In college I had a friend named Chas through whom I stumbled upon the secret to making things happen that I shall now impart unto you.
 
Chas is a little guy (think Macaulay Culkin).  He looks like he'd break if he bumped into something too hard.  I also suspect him of narcolepsy.  Nevertheless, Chas believes he's tougher than he is in a way that's contagious.  A small group of us in Navy ROTC played something we called the Game.  Anyone in the Game could call a Game, but only after midnight and before dawn.  It involved a rugby ball, and a hill, and it basically hurt.  Sometimes it hurt a lot.  Good times.  I think Chas might've invented the Game.  A year or two after I met him he started studying a form of martial arts called Aikido (think Steven Seagal).  I went to one class with him, and that was all it took.

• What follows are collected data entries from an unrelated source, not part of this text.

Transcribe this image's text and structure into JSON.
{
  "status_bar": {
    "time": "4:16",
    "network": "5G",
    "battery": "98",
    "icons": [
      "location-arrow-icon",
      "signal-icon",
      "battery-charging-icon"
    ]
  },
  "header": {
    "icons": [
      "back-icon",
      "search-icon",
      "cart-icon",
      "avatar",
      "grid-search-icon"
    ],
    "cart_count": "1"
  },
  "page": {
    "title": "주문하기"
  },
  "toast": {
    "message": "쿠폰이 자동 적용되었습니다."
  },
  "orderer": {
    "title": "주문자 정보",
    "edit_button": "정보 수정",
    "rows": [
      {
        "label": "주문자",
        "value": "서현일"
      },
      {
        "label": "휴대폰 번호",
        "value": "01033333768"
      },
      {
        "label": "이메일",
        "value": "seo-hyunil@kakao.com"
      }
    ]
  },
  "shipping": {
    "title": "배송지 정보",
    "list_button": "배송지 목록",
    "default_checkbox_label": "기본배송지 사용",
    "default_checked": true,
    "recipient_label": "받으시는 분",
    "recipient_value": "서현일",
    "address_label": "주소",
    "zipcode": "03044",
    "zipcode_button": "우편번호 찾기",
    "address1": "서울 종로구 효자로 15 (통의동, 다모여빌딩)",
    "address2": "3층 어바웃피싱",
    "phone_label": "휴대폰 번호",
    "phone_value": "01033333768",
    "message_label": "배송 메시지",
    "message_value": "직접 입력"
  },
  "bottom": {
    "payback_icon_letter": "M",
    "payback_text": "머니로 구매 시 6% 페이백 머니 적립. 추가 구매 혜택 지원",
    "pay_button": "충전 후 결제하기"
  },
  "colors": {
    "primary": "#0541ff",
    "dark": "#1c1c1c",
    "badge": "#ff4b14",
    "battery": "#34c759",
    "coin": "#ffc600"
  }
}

You might say Aikido is about using your opponent's weight and momentum against him.  I think that interpretation hides its full potential.  A subtle reformulation of the concept opens fantastic possibilities:  Aikido is about redirecting the weight and energy of another to a more agreeable end.  By applying this more generalized form to daily life, where hand-to-hand combat is generally frowned upon (though certainly not without its proponents), you'll arrive at what I call Social Aikido.  If you can stop the bull in its tracks, you will survive to fight another bull.  If you can redirect the bull and smash the gate, you can free yourself from the arena altogether.  You can transcend the battle.  You can make things happen, influence outcomes, bend the energy of the universe...

Use this knowledge for good, young padawan.  Stop fighting the same battle over and over. Smash the gates and escape together.

"It is amazing what you can accomplish if you do not care who gets the credit."